Living in a Free State
Vanity of Vanities; all is Vanity – Ecclesiastes 1:2
Another day to the streets, the crawling, creeping, beeping streets and those who drove them. It had been three weeks now, and Donal Mannion had found his place. A revelation it was, to recognize that that place was behind the wheel of a taxicab, but his life to that point had carried its share of surprising revelations. This was no different, really, and, on the whole, a bit more reassuring than the other realities that had punctured his younger years.
The panoply of characters that crawled into and out of his cab kept him fresh. Stories floated through the air like the scattered remnants of dandelions, and his capacity for absorbing them, for finding each one peculiar in its own way, made the days pass sharply. At first, during the early days of his driving, he just listened, the ready ear that many of his fares had sought. But occasionally there would be a tale, or a lament, or a loss, that touched him inexplicably, and he might offer a response. Nothing profound, or much beyond the acknowledgement that his passenger had been heard by another human being, and that that human being had a like heart. It was enough.
In the late morning a young man, tattered and more than a bit disheveled, flagged Mannion down near Union Station and gave him an address in the northeast part of the city. The young man settled into the back seat with a dirty backpack and muttered a profanity.
“Rough morning, is it?’
"No rougher than most. It’s the nights that you have to be wary of.”

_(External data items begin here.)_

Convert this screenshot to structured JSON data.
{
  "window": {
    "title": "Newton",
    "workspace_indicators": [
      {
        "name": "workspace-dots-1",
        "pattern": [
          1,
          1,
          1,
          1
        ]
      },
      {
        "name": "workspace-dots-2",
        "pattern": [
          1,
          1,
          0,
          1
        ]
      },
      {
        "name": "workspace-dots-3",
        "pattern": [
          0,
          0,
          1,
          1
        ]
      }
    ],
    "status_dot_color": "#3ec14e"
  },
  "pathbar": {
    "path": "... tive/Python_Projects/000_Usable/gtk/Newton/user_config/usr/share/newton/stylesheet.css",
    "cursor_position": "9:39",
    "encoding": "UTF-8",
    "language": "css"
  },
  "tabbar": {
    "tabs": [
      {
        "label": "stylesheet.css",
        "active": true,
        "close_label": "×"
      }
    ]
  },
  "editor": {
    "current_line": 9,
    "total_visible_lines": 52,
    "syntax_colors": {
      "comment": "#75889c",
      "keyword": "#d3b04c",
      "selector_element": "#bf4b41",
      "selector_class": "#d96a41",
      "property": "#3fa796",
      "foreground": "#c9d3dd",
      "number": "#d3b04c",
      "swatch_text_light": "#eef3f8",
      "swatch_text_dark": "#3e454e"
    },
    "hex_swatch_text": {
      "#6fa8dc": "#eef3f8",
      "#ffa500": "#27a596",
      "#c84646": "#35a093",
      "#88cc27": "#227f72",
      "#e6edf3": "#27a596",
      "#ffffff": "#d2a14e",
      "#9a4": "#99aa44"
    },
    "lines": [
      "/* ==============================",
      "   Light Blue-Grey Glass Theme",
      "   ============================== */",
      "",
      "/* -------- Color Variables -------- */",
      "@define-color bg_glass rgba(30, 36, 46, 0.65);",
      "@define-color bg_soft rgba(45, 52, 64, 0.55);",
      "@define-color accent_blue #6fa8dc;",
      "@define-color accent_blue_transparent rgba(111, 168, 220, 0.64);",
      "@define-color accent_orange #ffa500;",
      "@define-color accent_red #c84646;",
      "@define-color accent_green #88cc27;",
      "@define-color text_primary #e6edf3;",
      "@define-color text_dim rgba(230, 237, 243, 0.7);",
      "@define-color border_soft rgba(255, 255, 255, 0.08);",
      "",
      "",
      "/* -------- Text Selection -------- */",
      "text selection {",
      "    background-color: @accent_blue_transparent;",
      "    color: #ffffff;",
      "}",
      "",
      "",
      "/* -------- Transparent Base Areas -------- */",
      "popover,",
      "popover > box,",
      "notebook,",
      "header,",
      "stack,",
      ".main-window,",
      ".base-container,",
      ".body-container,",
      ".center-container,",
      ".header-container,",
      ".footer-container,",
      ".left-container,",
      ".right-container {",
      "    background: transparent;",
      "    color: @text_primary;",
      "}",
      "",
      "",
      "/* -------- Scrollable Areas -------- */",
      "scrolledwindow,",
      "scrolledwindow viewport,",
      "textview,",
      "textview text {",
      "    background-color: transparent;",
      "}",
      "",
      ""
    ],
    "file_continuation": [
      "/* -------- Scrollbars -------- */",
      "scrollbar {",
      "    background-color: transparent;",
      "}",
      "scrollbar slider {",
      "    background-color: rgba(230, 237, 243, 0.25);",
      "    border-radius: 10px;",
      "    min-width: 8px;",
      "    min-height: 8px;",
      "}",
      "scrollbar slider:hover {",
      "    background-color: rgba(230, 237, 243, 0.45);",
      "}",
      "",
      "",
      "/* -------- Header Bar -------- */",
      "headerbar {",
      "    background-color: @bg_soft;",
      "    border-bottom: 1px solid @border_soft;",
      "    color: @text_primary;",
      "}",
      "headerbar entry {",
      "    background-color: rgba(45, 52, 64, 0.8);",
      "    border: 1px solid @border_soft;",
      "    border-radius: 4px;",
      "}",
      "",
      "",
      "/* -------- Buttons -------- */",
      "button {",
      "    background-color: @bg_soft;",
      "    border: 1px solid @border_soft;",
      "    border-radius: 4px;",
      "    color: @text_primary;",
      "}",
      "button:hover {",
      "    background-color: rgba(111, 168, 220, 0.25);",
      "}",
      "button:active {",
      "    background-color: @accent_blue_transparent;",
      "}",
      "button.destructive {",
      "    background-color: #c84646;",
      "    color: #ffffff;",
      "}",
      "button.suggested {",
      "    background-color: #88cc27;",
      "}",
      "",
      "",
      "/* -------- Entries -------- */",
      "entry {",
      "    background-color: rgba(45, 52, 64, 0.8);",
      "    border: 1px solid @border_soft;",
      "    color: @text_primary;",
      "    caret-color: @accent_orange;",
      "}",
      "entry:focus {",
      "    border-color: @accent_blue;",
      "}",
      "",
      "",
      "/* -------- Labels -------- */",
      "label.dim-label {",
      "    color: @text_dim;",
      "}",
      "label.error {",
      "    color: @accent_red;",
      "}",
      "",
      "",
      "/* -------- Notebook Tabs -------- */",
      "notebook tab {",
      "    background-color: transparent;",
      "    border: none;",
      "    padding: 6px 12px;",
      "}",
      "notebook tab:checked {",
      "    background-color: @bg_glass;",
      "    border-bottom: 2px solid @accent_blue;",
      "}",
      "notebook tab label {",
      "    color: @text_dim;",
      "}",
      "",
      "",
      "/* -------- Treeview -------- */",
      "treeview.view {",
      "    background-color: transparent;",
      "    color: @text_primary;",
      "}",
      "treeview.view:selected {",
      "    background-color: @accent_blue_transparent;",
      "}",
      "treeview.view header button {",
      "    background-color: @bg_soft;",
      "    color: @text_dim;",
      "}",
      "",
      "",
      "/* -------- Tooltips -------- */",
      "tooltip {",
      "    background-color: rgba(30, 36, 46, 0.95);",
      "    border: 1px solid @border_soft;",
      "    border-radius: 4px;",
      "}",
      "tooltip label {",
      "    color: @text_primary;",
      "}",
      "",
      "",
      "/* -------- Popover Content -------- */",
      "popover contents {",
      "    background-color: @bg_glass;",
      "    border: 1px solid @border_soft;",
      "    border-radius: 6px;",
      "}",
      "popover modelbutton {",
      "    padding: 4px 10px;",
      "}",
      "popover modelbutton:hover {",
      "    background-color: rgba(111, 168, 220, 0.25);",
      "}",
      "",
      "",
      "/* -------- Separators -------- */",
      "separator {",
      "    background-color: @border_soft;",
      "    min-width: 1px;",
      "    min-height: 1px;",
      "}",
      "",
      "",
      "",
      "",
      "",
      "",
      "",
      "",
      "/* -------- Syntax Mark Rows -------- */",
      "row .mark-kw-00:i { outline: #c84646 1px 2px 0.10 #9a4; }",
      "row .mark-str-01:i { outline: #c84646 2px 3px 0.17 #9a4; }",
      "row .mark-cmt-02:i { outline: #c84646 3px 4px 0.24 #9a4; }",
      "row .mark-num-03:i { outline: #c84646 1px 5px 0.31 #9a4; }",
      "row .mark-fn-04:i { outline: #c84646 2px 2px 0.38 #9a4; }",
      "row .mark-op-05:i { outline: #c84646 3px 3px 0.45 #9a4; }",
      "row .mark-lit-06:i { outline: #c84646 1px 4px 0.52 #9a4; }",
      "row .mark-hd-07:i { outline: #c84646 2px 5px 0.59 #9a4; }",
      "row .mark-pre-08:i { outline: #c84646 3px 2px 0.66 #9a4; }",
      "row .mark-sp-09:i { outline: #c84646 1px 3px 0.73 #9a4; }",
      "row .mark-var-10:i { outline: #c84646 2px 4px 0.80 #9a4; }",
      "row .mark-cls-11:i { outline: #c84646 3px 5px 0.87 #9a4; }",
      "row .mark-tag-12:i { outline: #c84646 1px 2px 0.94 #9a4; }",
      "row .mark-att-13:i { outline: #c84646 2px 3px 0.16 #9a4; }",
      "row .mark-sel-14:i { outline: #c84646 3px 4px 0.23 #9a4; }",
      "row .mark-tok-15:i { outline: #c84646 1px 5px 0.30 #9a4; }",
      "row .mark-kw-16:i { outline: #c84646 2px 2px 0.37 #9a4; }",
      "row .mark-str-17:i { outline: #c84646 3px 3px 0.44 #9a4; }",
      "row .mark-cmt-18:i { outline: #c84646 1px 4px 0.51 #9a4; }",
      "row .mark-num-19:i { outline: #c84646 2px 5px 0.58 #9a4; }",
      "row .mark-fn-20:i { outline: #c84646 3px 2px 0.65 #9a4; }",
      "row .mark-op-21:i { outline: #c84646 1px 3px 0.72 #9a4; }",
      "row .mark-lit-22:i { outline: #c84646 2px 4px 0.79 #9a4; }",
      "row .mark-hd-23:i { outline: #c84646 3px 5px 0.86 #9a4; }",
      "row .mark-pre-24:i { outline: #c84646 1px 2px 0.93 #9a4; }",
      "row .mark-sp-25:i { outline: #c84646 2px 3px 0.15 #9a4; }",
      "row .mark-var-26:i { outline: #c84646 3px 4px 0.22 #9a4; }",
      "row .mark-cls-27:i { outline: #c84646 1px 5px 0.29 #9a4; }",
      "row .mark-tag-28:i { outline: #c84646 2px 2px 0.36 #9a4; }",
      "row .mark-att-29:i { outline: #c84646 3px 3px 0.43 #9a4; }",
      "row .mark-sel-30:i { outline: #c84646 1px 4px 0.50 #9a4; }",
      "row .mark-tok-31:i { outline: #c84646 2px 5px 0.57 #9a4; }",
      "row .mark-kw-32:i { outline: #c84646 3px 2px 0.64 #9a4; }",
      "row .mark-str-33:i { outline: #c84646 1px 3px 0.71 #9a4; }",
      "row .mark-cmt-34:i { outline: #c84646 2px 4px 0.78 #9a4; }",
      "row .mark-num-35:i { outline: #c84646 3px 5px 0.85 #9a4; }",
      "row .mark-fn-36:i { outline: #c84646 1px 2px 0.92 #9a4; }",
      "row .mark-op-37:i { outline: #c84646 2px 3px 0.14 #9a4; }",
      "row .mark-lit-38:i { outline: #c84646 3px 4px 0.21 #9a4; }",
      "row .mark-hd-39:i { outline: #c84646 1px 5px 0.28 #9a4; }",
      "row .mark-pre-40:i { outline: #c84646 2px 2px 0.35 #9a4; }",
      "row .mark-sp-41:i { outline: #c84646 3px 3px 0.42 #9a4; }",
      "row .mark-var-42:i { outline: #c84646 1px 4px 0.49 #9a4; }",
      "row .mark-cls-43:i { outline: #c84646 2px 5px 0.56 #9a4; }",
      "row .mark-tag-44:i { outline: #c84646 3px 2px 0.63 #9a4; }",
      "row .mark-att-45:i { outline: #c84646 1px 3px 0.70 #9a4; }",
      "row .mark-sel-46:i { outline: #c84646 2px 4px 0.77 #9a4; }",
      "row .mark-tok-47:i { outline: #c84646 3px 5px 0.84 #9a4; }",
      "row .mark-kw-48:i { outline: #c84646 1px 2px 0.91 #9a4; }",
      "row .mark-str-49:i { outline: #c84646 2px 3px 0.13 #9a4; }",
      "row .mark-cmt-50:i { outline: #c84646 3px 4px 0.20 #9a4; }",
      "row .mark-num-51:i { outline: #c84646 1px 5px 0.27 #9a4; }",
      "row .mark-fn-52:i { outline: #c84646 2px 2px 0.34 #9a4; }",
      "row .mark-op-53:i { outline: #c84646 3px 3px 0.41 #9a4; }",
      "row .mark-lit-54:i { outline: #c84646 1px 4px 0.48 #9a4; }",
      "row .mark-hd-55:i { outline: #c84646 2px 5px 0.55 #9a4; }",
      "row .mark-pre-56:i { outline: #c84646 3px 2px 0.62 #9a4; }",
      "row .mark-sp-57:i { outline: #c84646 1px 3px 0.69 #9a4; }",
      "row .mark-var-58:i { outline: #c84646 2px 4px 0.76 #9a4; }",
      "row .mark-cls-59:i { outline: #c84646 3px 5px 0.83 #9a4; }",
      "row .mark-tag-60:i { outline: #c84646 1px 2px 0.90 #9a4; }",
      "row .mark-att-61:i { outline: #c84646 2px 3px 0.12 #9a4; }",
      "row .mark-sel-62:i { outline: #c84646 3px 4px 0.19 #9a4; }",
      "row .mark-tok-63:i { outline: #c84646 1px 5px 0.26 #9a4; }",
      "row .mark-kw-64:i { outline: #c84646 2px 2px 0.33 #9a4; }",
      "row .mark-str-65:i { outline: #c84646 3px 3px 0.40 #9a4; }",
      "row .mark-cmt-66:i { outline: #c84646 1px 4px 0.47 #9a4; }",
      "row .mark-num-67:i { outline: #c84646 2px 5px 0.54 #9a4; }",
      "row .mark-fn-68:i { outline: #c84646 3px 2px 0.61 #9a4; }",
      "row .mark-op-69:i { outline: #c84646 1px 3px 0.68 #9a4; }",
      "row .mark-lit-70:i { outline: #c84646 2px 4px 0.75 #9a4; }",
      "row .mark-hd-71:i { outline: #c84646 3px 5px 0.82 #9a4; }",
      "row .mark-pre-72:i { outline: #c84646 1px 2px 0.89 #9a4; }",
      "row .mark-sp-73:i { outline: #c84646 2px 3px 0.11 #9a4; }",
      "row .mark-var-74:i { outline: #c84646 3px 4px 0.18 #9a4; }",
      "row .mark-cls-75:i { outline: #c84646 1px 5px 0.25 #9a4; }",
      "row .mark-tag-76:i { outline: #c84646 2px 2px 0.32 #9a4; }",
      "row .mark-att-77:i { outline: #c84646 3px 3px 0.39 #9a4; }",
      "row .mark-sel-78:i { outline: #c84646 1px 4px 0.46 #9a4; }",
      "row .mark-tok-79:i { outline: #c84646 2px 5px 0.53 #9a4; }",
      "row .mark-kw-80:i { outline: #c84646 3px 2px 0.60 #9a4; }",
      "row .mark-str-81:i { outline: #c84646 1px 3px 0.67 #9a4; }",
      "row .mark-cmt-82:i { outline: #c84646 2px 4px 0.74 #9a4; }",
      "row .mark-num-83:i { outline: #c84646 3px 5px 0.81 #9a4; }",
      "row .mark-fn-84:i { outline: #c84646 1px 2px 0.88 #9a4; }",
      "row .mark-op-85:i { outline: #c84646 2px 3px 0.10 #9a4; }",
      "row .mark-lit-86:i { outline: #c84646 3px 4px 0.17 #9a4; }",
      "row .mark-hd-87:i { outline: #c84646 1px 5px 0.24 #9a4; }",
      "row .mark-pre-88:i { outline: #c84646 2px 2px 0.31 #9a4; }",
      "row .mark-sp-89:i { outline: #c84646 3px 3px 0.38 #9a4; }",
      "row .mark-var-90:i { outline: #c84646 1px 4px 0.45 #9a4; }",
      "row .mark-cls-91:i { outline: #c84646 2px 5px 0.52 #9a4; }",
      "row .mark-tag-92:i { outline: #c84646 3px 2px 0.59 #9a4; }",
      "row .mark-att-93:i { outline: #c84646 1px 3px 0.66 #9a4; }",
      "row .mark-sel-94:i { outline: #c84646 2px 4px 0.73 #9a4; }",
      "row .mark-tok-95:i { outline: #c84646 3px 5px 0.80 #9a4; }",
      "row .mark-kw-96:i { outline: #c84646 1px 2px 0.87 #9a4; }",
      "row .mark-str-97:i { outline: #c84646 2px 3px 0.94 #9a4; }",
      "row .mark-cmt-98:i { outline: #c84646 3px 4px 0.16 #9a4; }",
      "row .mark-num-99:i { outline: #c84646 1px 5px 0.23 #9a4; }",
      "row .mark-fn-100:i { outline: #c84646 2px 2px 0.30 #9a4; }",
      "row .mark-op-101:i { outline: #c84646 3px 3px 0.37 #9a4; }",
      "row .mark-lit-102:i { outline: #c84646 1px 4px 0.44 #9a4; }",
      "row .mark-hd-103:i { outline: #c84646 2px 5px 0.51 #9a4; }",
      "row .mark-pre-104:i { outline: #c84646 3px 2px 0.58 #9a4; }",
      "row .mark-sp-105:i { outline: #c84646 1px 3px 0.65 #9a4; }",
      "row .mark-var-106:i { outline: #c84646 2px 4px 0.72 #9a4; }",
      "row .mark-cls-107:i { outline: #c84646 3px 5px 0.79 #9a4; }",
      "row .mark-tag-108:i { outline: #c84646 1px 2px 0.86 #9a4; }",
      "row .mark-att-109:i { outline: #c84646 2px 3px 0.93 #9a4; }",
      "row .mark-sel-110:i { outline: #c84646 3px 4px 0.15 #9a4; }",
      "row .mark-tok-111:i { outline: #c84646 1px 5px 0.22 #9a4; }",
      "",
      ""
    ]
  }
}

Mannion drove, and the two said nothing until the cab turned up New York Avenue. It was the driver who broke the silence. “We’re heading for my old neighborhood,” he said. “I grew up on these streets. Never really left them behind.”
“No one ever leaves these streets,” said the young man. “It’s what we’re born to, and there’s no call in fighting it. Just make the most of it all, and grab what you can.”
“Has the grabbing been good for you lately?” Mannion asked.
The young man smiled and leaned forward, his arm on his backpack. “Yeah. A good week this has been. Let me ask you, did you ever have a really good teacher? Someone who taught you everything you really, truly needed to know, then showed you how to make it work for you?”
“If I did I wouldn’t be driving this cab.”
“I do. Knows everything there is to know about these streets. Who walks the sidewalks and where they live. How they live. And what you need to do to find your way through them. How to take what you need and never think about the costs, then disappear like a whisper. Do you know how much freedom there is in knowing these things, then having the courage to act on that knowledge?”
“You sound to be fortunate young man,” said Mannion. “It’s the brave who are truly free. The rest of us cower into our little holes and mistake safety for comfort.”
“You know these streets, you said. Do you still live around here?”
Mannion chuckled, “And if I did, would I be telling that to you?”
“No worries,” replied the other. “You don’t seem the type to have riches stored up, at least to the point where it would interest me.”
“Ah, the storing up of wealth is the stuff of vanity, haven’t you heard? I’m a simple man, my young friend. And I’ll spend the rest of my days in that simplicity.”
“But you’re not brave.”
“No. Not brave at all. I’m as courageous as a churchmouse.”
“Then you’ll never be free. And there’s great freedom to be had on these streets.”
Mannion pulled the cab to the curb. “Here we are. It’s $6.50 on the fare.”
The young man pulled a $20 from his back pocket and gave it up the seat to Mannion. “No change needed.”
“Jaysus, that’s generous.”
The young man stepped out of the cab to the curb, then leaned over to the driver’s window. “Consider it a gift from the Free State of Andrew Gentry”, and with a laugh he turned to the streets and lightly strode into his new day.